Number Of Ingredients 9

2 lbs jalapenos
2 lbs tomatoes
1 large onion
4 garlic cloves, minced
2 tablespoons oregano
3 cups vinegar
1 1/2 cups water
6 -7 teaspoons sugar
6 -7 teaspoons salt

Steps:

  • Chop jalapenos, tomatoes and onion.
  • Mix vegetables together with garlic and oregano. Set aside.
  • Mix together vinegar and water. Set aside.
  • Fill jars with vegetable mixture to 1/2 inch from top of jars.
  • To each jar add 1 tsp each of salt and sugar.
  • Then add liquid to jars to 1/2 inch from top.
  • Seal jars and process in water bath for 45 minutes.

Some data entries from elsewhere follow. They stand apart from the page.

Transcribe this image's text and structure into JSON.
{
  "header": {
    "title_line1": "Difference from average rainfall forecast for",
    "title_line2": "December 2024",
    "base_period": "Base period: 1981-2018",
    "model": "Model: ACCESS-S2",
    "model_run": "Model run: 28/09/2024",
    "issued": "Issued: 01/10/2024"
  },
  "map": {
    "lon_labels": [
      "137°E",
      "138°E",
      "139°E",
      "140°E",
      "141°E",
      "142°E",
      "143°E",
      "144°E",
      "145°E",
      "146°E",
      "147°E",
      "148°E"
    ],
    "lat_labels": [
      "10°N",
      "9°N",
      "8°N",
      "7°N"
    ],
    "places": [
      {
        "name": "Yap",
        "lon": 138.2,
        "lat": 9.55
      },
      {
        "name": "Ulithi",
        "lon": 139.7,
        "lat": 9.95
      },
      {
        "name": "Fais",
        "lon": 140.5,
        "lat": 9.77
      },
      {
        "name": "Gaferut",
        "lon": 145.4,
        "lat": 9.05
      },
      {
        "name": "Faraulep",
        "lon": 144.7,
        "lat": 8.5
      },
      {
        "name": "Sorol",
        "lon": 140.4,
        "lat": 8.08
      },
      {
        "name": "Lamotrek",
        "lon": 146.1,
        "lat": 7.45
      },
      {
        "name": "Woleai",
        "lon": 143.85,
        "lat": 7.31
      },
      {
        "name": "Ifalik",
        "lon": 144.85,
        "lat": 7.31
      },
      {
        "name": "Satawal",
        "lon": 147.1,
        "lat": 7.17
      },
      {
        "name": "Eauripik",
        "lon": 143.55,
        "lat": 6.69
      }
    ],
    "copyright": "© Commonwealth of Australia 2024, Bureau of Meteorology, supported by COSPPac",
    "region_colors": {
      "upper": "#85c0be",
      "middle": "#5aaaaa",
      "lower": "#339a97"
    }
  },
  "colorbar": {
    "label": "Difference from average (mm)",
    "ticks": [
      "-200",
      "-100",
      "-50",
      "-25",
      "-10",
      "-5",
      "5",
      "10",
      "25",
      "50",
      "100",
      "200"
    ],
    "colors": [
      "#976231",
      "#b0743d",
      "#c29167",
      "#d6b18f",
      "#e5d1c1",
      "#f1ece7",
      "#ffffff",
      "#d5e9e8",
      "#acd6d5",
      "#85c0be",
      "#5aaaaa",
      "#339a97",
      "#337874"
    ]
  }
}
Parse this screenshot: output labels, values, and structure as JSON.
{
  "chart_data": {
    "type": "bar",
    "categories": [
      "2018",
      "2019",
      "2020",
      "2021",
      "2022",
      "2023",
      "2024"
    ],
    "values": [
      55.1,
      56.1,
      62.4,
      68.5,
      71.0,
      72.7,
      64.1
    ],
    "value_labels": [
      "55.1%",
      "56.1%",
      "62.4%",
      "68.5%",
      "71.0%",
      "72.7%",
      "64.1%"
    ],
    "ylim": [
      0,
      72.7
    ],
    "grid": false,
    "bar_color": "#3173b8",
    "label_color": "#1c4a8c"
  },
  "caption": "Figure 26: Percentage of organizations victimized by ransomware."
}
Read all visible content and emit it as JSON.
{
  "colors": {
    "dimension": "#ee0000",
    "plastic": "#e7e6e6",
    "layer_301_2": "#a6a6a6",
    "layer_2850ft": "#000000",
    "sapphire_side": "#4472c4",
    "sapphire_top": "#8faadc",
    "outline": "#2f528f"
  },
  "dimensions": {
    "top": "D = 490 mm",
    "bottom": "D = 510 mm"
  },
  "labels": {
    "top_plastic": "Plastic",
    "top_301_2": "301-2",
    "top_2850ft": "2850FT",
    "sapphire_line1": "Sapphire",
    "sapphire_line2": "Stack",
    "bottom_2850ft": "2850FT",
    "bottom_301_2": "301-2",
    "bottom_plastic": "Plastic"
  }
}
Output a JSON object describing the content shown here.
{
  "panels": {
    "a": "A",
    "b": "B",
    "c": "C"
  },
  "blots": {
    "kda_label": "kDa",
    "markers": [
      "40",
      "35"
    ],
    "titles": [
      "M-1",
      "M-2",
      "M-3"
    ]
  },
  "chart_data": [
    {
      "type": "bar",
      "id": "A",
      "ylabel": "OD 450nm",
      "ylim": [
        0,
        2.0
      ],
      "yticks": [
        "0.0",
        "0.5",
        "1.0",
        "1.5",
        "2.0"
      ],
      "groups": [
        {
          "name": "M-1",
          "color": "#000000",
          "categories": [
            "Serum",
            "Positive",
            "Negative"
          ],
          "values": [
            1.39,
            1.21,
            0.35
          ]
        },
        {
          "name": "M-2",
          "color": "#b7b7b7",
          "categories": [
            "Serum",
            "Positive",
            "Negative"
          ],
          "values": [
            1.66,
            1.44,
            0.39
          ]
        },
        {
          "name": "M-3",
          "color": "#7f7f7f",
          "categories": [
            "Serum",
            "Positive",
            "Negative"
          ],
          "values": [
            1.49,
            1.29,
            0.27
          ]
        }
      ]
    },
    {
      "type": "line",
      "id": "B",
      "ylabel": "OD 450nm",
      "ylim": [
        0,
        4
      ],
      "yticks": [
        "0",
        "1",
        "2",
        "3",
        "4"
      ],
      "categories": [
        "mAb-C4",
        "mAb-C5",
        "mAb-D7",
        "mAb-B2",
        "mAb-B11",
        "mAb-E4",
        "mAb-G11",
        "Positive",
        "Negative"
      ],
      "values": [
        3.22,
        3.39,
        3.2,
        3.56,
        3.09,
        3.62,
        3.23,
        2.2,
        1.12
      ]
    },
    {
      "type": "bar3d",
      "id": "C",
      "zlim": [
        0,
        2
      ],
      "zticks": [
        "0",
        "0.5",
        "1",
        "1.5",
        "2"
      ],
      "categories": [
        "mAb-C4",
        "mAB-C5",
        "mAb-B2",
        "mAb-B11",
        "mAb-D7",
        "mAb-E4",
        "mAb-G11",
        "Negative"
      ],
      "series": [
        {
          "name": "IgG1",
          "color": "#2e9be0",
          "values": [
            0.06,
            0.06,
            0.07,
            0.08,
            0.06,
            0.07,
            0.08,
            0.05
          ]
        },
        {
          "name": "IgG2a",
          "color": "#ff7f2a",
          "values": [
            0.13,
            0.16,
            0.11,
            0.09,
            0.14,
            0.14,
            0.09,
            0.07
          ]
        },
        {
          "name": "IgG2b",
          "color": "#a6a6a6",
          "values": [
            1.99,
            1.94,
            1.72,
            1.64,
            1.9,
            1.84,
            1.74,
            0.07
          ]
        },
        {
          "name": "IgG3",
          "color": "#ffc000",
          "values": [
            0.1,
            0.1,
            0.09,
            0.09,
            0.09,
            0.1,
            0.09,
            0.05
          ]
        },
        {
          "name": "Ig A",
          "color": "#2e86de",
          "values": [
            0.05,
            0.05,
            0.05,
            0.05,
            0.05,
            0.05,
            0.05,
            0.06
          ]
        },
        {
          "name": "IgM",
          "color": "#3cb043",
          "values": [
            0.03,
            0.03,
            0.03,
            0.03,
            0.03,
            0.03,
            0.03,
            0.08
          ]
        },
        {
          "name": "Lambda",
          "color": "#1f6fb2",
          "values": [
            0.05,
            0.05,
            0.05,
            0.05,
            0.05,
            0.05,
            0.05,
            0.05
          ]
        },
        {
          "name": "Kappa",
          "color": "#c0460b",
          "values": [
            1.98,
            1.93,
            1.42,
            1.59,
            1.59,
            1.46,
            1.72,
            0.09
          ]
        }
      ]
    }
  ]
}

Start counting when water comes to boil.

Tips:

  • Choose the right peppers. Choose fresh, firm jalapeños that are free of blemishes. If you want a milder relish, use fewer seeds. For a spicier relish, use more seeds.
  • Wear gloves when handling the peppers. The capsaicin in jalapeños can irritate your skin, so it's best to wear gloves when chopping them. If you do get capsaicin on your skin, wash it off with soap and water immediately.
  • Use a sharp knife to chop the peppers. A sharp knife will help you get a clean, even chop. This will help the relish to cook evenly.
  • Cook the relish over medium heat. Medium heat will help to prevent the relish from scorching.
  • Stir the relish frequently. Stirring the relish frequently will help to prevent it from sticking to the pot and burning.
  • Let the relish cool completely before canning it. This will help to prevent the jars from sealing properly.
  • Store the relish in a cool, dark place. The relish will keep for up to 1 year in a cool, dark place.

Conclusion:

Jalapeño relish is a delicious and versatile condiment that can be used in a variety of dishes. It's perfect for adding a spicy kick to sandwiches, tacos, burritos, and hot dogs. It can also be used as a dipping sauce for vegetables, chips, or crackers. If you're looking for a way to add some spice to your next meal, jalapeño relish is a great option.